Raphaël Grisey was born in 1979 in France, and lives and works between Berlin and Trondheim in Norway. Bouba Touré was born in Mali in 1948 and died in France in January 2022. Raphaël Grisey uses film, editorial and photographic works to address politics of memory, architecture, migration and agriculture. Bouba Touré was a photographic researcher. He studied at Vincennes University and was a projectionist at Cinema 14 Juillet and L’entrepôt, Paris. Photographer since the 1970s, he documented the lives and struggles of migrant workers and peasants in France and Mali. Bouba Touré co-founded the Co-op of Somankidi Coura in 1977. In 2015, he published the book Notre case est à Saint Denis. Since the 1980s, Touré has exhibited works and given talks in associative and foyer’s circles and more recently in art institutions.
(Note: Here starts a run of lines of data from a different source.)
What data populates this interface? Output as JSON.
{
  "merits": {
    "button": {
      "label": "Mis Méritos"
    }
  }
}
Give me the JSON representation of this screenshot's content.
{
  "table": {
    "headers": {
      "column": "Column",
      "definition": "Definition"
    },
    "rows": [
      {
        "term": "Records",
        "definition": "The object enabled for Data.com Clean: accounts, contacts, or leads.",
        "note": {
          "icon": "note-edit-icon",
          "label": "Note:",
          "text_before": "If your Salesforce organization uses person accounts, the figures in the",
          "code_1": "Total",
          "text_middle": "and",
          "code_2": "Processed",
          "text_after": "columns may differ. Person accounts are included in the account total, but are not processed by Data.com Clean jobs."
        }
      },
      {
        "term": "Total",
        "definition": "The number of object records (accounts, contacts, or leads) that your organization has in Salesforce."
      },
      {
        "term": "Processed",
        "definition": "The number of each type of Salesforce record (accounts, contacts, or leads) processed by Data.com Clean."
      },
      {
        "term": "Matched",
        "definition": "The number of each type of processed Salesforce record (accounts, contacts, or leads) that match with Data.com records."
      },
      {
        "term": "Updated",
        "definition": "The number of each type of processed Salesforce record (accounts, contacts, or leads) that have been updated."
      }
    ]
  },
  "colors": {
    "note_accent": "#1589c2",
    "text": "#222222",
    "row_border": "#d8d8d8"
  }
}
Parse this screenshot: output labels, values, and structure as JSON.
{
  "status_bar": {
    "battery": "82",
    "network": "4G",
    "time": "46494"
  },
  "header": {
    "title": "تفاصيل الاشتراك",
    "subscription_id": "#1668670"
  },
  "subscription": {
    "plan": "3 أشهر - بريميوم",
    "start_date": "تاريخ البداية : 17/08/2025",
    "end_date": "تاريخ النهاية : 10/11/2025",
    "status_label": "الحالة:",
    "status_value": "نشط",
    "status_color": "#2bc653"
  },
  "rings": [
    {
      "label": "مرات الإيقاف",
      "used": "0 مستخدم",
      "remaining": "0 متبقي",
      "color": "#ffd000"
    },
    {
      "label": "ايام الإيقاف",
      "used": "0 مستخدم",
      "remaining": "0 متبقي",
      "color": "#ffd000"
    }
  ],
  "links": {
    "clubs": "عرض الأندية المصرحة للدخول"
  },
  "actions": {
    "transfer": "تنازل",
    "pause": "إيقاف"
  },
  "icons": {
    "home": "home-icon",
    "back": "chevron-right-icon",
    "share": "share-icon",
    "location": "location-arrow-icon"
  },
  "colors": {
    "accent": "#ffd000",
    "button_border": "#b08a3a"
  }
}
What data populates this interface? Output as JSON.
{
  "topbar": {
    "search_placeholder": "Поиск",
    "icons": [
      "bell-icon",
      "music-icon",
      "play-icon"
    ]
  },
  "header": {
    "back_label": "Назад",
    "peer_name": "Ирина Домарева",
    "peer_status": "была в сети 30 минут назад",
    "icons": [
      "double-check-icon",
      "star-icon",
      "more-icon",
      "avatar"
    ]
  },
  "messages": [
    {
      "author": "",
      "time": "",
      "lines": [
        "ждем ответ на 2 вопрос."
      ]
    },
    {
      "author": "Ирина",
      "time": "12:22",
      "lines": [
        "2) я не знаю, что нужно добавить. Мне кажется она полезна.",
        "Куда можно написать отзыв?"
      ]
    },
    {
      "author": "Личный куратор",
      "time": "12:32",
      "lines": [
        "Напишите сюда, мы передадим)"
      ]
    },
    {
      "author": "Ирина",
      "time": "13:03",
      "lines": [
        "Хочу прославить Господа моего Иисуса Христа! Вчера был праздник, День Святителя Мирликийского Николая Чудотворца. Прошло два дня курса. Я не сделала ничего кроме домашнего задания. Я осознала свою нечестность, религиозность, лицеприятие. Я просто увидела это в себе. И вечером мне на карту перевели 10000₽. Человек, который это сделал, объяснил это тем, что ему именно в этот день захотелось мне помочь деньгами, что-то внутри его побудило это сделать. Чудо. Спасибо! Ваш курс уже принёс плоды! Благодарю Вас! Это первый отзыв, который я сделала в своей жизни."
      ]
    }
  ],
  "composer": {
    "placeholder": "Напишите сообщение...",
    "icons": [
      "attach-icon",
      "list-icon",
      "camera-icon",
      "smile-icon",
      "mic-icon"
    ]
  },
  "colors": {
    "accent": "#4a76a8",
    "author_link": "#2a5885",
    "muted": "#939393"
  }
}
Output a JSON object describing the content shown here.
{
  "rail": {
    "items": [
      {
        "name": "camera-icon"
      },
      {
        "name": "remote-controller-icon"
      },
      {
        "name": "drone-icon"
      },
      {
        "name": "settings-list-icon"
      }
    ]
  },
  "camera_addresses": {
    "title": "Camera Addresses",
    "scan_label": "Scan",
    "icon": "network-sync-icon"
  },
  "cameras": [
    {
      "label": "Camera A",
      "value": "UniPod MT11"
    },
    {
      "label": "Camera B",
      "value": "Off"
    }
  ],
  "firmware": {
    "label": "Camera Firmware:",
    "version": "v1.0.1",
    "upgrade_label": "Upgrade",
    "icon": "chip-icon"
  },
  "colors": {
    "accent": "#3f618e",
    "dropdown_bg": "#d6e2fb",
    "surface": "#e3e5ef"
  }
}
Touré and Grisey worked together over fifteen years on collaborative projects under the current name of Sowing Somankidi Coura, a Generative Archive. This collaboration led to various workshops, film and theatre production for example with the theatre group Kaddu Yaraax in 2017 and 2019, as well as publications and texts, such as Sowing Somankidi Coura, a Generative Archive (2017, Archives Book).

The project

This residency looks back on the long-time collaboration between Raphaël Grisey and Bouba Touré. Raphaël Grisey will digitize and activate the photographic archive of Bouba Touré. A first complementary indexation work of the archive will be produced by the duo which will then be complemented by partners who will be invited to interpret, refine the indexing, and propose research angles and new contributions. The final production will consist in the production of a sound piece, which will accompany the photographs of Bouba Touré.